В физическом смысле Виталю бог не обидел. Он был полон здоровьем в каждой оконечности своего могучего тела. От того улыбка его казалась и доброй, и хищной одновременно.
– Вот вы не правы, Виталий, нужно уважать язык, на котором говоришь, – попытался поддержать меня Нигма.
– А ты куда лезешь, студент? Ты, типа, философ? – вмешался Палыч.
– Слышь, Палыч, отзынь от него, – Виталя добродушно, но не без нажима глянул на Палыча.
– А я че? Слышь, дохлый, чем твой язык лучше этого? – Палыч показал дохляку язык и заржал. – Ты че, добрее стал от твоего «кладешь»? Вчера не ты мыша лопатой располовинил? В бараке. А чего он тебе сделал? Это ж рецидив, а, студент? Ты сам за свободу споришь. А мыша свободы лишил и жизни. Как так, а?
– Она мне мешала спать.
– Вот ведь, сука, какая неудобная мышь попалась. Ты же доктор, студент. Спасать должен, а на деле мокрушник. Интеллигент, сука! Как так? А? Виталь! Учить таких надо!
– Кого надо, того пусть и учат, а ты нашего не трогай. Какой ни есть, всяко наш, – сказал Виталич.
Я посмотрел на дохляка. Нигма опустил голову.
– Жарайды! – вмешался Жумагали, – Андрон-джан, наливай пожалуйста.
– Ща. Пускай Виталич победит закусон, и вздрогнем, – я с улыбкой кивнул на Виталю, который очищал от раскаленной глины рыбу, давясь слюной, обжигаясь, но не отступая. – Виталич, ты бы и картофан достал, чтобы не дергаться уже…
– А я вот подумал… – Виталя передал мне разделанную рыбу и полез вытягивать из костра ведро. – Зло живет в человеке. Как болезнь какая.
– Давай, Андрюх, плесни по граммульке за добро для аппетиту, – оскалился Палыч. – Студентику тож. А то он от злобы народ жрать начнет.

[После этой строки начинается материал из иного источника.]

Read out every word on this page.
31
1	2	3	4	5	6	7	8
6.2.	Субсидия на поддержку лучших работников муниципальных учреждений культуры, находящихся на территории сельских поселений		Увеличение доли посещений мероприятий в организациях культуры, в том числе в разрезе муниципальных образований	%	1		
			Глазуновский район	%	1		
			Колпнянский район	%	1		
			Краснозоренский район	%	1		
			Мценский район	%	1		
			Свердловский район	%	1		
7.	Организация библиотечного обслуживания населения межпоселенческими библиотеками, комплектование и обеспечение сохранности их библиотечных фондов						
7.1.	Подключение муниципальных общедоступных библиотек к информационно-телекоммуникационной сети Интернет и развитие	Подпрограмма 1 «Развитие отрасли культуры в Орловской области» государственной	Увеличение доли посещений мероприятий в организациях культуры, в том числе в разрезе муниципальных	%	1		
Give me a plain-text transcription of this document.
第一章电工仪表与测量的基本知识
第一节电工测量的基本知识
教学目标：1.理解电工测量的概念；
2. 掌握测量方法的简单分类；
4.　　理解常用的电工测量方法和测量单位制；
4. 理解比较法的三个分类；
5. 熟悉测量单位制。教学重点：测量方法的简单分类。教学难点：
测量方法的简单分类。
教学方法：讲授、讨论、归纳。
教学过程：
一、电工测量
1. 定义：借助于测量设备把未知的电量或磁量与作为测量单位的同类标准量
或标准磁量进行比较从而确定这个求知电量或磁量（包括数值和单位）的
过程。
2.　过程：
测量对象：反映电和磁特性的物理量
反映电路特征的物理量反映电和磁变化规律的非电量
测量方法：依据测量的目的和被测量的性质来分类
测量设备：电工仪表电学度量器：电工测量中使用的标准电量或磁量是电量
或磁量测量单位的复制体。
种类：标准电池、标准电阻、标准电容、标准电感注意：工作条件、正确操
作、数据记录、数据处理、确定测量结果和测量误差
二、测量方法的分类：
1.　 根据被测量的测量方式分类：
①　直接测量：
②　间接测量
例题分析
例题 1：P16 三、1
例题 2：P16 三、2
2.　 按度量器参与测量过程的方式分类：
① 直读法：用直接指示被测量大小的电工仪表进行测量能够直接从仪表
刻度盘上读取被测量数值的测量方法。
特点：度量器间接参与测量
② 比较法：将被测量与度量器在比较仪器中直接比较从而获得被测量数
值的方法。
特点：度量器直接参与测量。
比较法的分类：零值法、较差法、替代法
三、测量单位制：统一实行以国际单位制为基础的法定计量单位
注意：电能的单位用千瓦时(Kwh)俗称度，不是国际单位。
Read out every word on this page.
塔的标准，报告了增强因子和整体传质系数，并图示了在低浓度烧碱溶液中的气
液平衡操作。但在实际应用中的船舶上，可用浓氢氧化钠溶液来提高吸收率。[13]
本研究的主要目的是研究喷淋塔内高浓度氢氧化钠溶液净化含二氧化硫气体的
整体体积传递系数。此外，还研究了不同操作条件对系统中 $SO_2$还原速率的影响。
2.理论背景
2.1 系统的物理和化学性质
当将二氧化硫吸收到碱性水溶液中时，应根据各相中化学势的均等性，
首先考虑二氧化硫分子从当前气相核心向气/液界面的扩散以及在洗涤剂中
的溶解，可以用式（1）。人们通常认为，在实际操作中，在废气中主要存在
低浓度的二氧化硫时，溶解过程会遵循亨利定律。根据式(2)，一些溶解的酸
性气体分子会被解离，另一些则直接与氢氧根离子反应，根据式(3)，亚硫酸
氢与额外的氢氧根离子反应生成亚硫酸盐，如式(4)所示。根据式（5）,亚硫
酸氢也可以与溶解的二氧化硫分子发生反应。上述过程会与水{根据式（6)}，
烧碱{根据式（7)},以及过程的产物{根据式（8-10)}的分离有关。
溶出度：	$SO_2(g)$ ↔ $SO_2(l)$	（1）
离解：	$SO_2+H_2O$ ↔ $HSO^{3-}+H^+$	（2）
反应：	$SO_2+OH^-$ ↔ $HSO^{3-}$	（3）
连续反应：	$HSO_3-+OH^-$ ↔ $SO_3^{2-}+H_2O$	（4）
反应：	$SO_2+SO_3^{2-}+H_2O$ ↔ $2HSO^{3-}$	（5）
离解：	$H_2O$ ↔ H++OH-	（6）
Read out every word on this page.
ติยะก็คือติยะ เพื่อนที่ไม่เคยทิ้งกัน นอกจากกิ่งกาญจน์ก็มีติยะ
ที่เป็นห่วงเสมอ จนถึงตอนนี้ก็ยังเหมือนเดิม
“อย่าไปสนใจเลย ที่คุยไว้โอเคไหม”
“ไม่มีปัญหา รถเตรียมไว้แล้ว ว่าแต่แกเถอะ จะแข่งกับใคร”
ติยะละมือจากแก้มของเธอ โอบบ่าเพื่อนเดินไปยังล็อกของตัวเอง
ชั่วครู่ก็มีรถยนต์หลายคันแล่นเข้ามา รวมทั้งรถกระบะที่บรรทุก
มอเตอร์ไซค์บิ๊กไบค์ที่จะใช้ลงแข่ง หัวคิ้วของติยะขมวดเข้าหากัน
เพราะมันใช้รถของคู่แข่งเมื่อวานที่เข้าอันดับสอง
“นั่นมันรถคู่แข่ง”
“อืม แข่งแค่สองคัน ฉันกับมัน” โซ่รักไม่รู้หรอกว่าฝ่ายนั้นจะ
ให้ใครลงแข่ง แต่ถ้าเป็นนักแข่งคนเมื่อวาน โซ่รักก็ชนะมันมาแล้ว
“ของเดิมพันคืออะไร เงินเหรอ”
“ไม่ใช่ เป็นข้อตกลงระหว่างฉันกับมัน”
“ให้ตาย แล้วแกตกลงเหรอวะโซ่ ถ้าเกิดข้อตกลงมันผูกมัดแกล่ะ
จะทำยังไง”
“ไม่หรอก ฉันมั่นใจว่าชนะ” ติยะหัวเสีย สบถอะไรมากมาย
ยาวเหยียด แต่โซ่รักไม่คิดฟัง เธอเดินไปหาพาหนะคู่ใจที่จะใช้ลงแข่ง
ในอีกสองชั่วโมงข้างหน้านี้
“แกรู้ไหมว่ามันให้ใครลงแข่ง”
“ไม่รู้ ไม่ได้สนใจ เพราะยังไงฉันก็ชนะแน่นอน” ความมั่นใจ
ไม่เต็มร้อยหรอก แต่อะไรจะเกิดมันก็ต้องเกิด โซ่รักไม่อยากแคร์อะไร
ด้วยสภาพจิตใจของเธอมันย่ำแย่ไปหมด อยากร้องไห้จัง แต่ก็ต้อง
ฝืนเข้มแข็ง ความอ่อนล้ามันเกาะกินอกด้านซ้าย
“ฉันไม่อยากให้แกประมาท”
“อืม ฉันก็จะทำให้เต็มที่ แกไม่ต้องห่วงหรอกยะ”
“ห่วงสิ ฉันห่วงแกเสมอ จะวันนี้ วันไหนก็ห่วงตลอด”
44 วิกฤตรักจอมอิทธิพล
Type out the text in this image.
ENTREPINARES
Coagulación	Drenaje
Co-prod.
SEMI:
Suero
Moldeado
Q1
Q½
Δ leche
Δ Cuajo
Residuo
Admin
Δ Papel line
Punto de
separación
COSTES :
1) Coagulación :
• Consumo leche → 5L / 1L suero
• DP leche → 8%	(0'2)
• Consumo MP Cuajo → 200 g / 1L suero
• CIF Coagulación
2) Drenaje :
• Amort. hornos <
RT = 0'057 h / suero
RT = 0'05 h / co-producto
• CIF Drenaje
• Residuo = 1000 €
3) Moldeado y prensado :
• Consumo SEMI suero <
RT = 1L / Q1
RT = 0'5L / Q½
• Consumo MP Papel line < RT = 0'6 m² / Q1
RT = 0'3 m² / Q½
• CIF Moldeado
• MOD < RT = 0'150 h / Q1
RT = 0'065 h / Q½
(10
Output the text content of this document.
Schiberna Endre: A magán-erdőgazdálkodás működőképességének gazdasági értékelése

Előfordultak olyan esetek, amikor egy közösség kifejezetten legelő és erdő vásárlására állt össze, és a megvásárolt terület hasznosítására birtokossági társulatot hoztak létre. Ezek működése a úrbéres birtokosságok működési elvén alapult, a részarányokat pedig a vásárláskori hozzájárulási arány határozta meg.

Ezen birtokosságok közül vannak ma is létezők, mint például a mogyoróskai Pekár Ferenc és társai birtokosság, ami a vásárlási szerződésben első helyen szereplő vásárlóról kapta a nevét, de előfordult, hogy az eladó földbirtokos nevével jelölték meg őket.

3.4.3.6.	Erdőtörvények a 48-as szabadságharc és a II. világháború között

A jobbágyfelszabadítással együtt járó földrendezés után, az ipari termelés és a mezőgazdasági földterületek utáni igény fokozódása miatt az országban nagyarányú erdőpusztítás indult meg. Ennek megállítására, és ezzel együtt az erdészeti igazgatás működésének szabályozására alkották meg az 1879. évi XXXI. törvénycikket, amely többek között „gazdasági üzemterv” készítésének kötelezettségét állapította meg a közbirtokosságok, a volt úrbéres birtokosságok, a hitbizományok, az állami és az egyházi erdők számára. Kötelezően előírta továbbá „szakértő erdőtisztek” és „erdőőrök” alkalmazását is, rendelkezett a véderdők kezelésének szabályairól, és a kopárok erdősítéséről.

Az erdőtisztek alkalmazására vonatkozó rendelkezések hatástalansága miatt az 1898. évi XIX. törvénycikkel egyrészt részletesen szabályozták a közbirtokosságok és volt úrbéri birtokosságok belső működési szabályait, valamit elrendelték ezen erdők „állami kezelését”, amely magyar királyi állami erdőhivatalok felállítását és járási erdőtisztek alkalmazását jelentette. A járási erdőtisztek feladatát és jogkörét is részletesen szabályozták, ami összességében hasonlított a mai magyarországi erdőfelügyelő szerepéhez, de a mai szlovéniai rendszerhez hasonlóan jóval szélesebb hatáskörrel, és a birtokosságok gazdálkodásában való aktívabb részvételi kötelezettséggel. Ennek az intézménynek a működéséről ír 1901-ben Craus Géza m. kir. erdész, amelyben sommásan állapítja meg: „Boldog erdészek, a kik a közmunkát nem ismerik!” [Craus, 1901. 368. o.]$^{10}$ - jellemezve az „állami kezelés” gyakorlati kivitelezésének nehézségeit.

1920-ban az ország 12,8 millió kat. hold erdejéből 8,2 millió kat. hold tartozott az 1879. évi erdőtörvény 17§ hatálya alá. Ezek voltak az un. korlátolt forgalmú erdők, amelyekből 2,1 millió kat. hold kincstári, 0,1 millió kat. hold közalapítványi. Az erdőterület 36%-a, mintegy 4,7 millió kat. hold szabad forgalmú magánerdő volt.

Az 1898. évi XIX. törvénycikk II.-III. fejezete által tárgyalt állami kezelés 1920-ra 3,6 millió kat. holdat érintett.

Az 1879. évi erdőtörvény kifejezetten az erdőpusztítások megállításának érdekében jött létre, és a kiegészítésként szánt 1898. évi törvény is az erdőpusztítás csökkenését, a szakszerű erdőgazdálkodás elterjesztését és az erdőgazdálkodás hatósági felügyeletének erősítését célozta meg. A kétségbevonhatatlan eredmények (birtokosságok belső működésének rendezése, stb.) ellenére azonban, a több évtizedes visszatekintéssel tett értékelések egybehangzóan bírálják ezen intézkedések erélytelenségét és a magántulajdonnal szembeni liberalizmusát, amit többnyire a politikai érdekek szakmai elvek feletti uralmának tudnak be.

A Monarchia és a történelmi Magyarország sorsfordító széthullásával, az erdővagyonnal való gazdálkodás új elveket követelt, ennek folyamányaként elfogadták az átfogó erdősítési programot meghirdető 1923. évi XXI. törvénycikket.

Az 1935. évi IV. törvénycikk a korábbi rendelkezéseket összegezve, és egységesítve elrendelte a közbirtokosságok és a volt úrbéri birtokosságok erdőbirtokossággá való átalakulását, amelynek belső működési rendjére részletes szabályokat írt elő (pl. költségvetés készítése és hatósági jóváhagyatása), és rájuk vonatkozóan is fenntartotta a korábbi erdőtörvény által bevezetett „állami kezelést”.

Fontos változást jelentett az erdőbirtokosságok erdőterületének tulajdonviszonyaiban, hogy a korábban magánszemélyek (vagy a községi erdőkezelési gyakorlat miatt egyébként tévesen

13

Все заржали. Нигма зыркнул на Палыча, и, будто решившись, бодро повернулся ко мне:
– А давайте! – схватил и подставил стакан.
– Охолонись, молодежь. Терпение – добродетель, – ответил я, заканчивая с сервировкой. – Что ты там говорил про зло, Виталя?
– Зло внутри человека. Ждет момента и гадит человеку, чтобы он его выпустил. Шепчет в ухо – у тебя нет бабы, нет машины… Или бабла. Собачит с дружбанами. Вот и бухаешь от зла. До нитки. А человек-то хороший.
– Бабла нет – это общее зло, Виталя. Если бы все так просто… По-твоему, зло – это что-то отдельное от человека?
– Я не знаю. Вон Жума не богаче курицы, а счастливый. Поет. С птицами базарит.
Виталя уже справился с ведром, умудрившись при этом не разрушить костер. Картошка лежала дымящейся горкой рядом с бутылкой водки, аппетитно дополняя остальной закусон.
– Акымак емес, – улыбнулся Жума. Он был очень доволен возможностью свободно высказываться по любому поводу, не подозревая о том, что я вырос в Казахстане и прекрасно понимаю его язык.